Defining the end product of your content production

How do you define the end product of your content production? I’ve been struggling with marketers’ perception of digital content production. Here are some things I continue to hear:

  • We want to produce at least one blog post per day.
  • We want to increase annual organic search volume by 15%.
  • We want to increase monthly leads by 20%.
  • We want to double our following online this year.

These responses are a bit frustrating because every metric is a moving metric. Each metric above has a volume, a length of time associated with it, and an uncontrollable dependence on variables outside of the marketer’s control.

Daily blog posts equate to an end product, it’s productivity. Increasing search volume is dependent upon the competition and search engine usage and algorithms. Increasing leads is dependent upon conversion optimization, offers, competition and other factors – most notably the prospect. And your audience on social media is indicative of authority and your ability to promote the content, but again – it’s largely dependent on other variables.

I’m not saying any of these metrics aren’t important. We monitor them all. But what I will say is that I believe content marketers are missing a BIG, HUGE, GIANT, OBVIOUS end product… and that’s developing a completed document library of content.

Will five blog posts per week work? That’s not dependent upon frequency; it’s dependent upon the gap in content that you’ve already published and the content that your audience is seeking.

What’s Your Content Landscape?

  1. In viewing your target audience, what are the topics – specific to your industry – that you can build authority and write content on that will help them be successful in their career and business? Your site and content marketing strategy don’t end at writing about your products and services… that’s the bare minimum. Becoming a valuable resource to your readers and building trust and authority to help them become successful
  2. Have you completed an audit of your site to identify multiple instances of content that you can reduce and optimize, and identify gaps in content you’ve not written about that need to?
  3. Have you implemented a means of measuring the impact of content on conversions so that you can prioritize improving your current content and research and develop the remaining content?
    I’m not sure how you can possibly measure the success of a content marketing strategy without thoroughly analyzing the landscape you wish to command authority on. It’s not helpful to understand the number of posts per week to write unless you understand how many posts you need to get through. Perhaps you need to be writing three times as many posts each week to command the growth that you’re seeking in your industry.
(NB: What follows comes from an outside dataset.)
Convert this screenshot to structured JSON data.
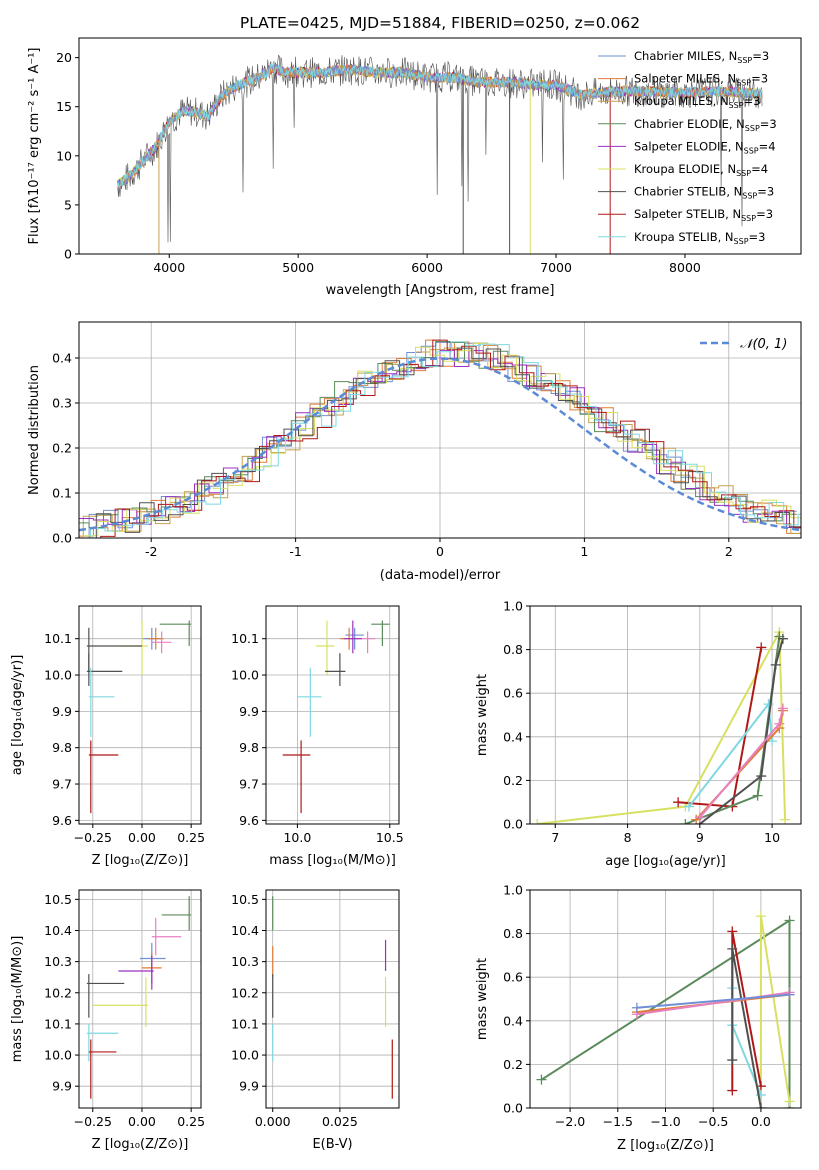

How are you planning without defining the end product?
An analogy would be developing a production assembly line pumping out tires all day and expecting to complete building a car. Some of the questions above are about winning the race… but you don’t even have enough parts to get a running engine!

Please don’t think I’m trying to simplify this. It’s a very complex process that takes a ton of research to identify the taxonomy, optimization and prioritization strategies necessary to have a minimal viable product. It’s not impossible, but it is difficult. However, once you recognize the scope of the end product, you can begin taking much more deliberate action and develop some expectations of the results.